Fig 3.2 Altered PCMan 2.07 Server.ini file
Fig 3.3 AVG prompts breach upon “nc 10.124.3.236 4444” entry from Kali Linux
However, this was not consistent and we could not identify the reason AVG could detect it, because no known attack signatures were indicated on the AVG prompt. This could be just due to luck. Therefore, the best way we could do is to not allow anonymous logins. Other ways we were not able to try was to add stack canaries, increase buffer size allocated (changing buffer size in Server.ini did not help) or disallow executable stack.
Through this project/tutorial, we have learnt how to use assembly instructions such as JMP ESP to redirect the flow of the vulnerable program, and execute our shellcode. This assembly instruction could lie in one of the executable system modules (such as SHELL32.dll). We also learnt how to make use of a powerful debugging tool such as the Immunity debugger, and run custom python scripts(such as the mona script by Corelan team) to reach our end objective.
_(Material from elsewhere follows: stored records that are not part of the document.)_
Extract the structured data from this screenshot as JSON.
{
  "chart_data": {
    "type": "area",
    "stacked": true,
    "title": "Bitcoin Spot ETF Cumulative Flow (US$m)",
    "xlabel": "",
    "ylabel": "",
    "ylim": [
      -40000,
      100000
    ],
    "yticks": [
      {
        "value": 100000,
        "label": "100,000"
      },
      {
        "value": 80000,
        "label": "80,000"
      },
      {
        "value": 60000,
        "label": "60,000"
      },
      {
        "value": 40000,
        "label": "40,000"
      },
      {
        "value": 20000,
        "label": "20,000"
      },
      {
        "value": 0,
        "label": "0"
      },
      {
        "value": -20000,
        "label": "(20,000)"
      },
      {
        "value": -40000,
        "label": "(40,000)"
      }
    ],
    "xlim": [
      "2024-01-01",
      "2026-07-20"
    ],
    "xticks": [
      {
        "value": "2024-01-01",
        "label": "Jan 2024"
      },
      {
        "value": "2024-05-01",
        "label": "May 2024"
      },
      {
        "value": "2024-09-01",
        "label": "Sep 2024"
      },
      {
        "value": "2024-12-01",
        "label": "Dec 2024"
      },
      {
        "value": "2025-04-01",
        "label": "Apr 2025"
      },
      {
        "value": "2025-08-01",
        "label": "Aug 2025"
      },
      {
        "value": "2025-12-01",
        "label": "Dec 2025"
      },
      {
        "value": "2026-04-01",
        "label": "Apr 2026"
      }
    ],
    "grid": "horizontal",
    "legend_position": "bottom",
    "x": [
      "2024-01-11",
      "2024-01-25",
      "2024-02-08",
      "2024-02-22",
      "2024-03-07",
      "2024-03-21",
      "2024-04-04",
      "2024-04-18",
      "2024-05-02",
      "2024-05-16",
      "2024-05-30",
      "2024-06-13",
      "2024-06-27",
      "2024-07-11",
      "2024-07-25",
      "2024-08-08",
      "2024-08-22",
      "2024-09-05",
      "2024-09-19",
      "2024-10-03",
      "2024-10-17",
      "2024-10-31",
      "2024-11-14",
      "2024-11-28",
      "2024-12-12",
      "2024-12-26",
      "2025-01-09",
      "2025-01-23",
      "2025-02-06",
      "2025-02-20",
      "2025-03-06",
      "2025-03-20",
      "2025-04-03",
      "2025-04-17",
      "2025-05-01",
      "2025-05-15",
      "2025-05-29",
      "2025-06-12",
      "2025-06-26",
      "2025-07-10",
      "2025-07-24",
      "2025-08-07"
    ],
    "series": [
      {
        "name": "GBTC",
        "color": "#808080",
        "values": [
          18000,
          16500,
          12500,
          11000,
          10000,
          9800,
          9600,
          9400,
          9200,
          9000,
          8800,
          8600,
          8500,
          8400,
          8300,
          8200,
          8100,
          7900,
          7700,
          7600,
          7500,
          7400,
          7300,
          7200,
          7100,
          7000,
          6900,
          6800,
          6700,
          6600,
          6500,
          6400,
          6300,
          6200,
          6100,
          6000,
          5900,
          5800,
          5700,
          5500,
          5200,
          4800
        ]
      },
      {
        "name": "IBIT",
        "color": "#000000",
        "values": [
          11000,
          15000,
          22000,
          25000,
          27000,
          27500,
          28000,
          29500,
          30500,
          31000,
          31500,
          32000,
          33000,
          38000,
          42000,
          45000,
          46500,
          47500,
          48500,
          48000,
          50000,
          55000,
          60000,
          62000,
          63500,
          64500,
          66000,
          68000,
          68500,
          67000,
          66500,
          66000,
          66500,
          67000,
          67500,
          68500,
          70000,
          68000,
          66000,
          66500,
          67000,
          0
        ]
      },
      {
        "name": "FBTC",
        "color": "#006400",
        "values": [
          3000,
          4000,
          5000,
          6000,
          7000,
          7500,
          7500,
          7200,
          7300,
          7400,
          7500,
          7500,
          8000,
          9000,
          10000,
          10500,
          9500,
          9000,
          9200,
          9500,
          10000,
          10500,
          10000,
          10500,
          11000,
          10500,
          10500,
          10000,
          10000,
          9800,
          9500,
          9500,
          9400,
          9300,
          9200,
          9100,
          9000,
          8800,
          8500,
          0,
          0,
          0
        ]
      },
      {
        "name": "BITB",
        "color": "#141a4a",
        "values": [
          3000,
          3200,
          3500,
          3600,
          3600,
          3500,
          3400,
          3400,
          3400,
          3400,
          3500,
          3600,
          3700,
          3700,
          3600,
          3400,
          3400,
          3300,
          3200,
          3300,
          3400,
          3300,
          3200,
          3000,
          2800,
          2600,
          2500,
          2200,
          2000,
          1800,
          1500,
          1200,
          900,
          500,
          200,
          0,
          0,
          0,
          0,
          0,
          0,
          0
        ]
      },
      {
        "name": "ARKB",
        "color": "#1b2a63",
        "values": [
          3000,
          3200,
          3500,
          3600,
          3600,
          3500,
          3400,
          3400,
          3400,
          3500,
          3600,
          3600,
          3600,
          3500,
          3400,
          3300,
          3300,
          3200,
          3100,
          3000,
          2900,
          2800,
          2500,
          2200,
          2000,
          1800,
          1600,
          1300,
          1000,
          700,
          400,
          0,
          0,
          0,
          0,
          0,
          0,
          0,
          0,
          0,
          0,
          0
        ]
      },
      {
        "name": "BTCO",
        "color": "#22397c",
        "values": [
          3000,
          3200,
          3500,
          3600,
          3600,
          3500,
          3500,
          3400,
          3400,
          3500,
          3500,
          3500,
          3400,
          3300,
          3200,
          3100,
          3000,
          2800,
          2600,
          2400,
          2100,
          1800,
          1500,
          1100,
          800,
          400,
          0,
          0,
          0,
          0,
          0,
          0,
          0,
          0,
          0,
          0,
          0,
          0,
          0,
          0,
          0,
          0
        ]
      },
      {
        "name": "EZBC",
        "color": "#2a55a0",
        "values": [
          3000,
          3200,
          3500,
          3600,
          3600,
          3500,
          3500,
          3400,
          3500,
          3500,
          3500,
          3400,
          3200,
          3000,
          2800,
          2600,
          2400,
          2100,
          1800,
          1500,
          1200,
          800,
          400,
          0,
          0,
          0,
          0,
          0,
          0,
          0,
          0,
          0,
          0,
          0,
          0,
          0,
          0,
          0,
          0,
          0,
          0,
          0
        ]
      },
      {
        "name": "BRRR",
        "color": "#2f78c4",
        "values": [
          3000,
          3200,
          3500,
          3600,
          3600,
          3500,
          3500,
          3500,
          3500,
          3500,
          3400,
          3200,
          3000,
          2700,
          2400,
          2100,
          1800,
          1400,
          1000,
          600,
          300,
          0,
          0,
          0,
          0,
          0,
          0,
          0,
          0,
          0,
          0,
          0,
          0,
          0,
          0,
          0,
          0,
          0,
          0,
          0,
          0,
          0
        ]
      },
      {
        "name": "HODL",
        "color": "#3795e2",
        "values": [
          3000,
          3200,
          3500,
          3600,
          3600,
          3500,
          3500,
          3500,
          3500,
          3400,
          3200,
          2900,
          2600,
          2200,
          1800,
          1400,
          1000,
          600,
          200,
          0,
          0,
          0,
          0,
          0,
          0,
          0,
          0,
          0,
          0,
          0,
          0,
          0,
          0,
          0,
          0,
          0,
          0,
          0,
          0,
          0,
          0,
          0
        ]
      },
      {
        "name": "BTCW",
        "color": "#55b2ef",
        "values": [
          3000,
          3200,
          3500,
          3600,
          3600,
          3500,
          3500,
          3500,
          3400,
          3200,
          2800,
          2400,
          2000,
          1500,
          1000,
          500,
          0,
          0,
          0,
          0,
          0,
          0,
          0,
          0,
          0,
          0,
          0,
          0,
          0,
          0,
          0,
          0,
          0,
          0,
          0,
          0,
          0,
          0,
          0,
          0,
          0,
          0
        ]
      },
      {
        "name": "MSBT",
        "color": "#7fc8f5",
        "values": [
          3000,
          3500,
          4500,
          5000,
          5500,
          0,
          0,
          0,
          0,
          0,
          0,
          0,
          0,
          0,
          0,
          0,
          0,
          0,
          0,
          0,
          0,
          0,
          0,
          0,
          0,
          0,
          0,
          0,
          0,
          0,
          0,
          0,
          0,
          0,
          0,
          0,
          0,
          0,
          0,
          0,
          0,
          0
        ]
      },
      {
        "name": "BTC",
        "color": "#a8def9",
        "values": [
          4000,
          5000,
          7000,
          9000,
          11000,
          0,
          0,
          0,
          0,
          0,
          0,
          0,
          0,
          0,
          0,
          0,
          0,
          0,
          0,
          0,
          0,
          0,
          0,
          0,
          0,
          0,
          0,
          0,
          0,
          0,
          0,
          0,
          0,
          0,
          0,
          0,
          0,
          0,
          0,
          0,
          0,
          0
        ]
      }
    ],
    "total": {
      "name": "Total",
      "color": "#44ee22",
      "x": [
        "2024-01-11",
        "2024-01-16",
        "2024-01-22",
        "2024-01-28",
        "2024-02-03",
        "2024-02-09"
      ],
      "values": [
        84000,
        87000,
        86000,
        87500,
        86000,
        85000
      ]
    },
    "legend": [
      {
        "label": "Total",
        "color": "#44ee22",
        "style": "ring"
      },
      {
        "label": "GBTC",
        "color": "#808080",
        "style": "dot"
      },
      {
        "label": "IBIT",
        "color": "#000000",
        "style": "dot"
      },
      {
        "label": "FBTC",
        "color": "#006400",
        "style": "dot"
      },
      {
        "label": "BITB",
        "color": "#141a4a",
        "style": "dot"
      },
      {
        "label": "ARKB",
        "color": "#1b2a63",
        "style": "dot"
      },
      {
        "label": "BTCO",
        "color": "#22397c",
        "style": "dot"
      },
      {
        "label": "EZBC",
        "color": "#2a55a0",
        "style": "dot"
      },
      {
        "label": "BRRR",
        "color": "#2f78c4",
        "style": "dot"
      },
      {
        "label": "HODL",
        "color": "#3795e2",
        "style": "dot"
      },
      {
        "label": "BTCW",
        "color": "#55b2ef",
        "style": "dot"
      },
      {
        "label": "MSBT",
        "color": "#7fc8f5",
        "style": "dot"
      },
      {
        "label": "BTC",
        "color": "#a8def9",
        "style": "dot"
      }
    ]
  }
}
We also saw how to detect and remove bad characters that will hamper our plans of attacking the vulnerable machine. We also noticed how different OSes might protect their users from vulnerable programs, such “startnull” addresses, and hiding system modules from attackers. However, if the vulnerable program configures itself to use lots of system modules, the onus is on the vulnerable program to protect itself from attackers by restrict the calling of modules or instructions that lie outside the program itself.